19 April 2016•Update: 22 April 2016
By Mahmut Atanur
BEIJING
A Chinese court has sentenced a man to death for allegedly leaking more than 150,000 materials containing “top state secrets” to unidentified foreign agencies, according to state media Tuesday.
The China Daily reported that Huang Yu, 42, was accused of contacting a foreign spy agency by Internet in 2002 after learning he would be sacked from his job at an encryption research institute in southwest Sichuan province.
It cited China Central Television as saying that Huang’s “espionage” activities started with providing a foreign spy, who he met in an undisclosed Southeast Asian country, with three electronic documents containing “military secrets” in exchange for $10,000.

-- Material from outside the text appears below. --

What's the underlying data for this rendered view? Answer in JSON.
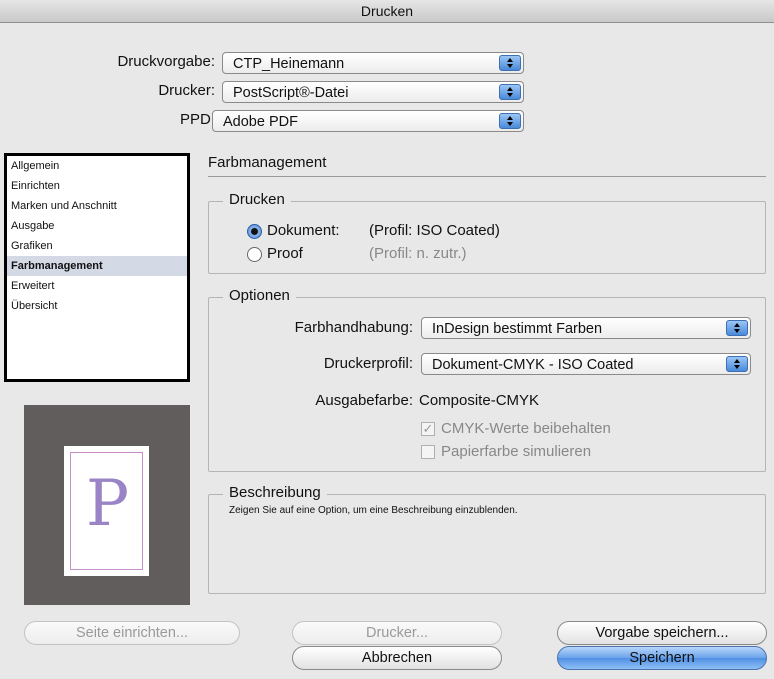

Before his detention in 2011, he allegedly traveled abroad regularly to meet with the spy, leaking over 150,000 materials -- some of them containing 90 “top State secrets” -- and earning more than $700,000.
The sentencing was reported as China marked its first National Security Education Day on April 15 in a bid to “raise public awareness of national security.”
According to the Daily, Huang’s wife and his brother-in-law also received five-year and three-year sentences, respectively, after being found guilty of “negligent disclosure of State secrets”.
The report listed several other espionage cases in recent years, including a 15-year term handed in 2012 to a man accused of disclosing military secrets to foreign organizations after undergoing “special training” in a Southeast Asian country.
In April last year, veteran Chinese journalist Gao Yu, 72, was handed a seven-year term for “leaking state secrets abroad” -- a charge often leveled against Chinese journalists under which they can face a maximum of 15 years in jail.
The sentence was reduced to five years in November after she admitted guilt at an appeal.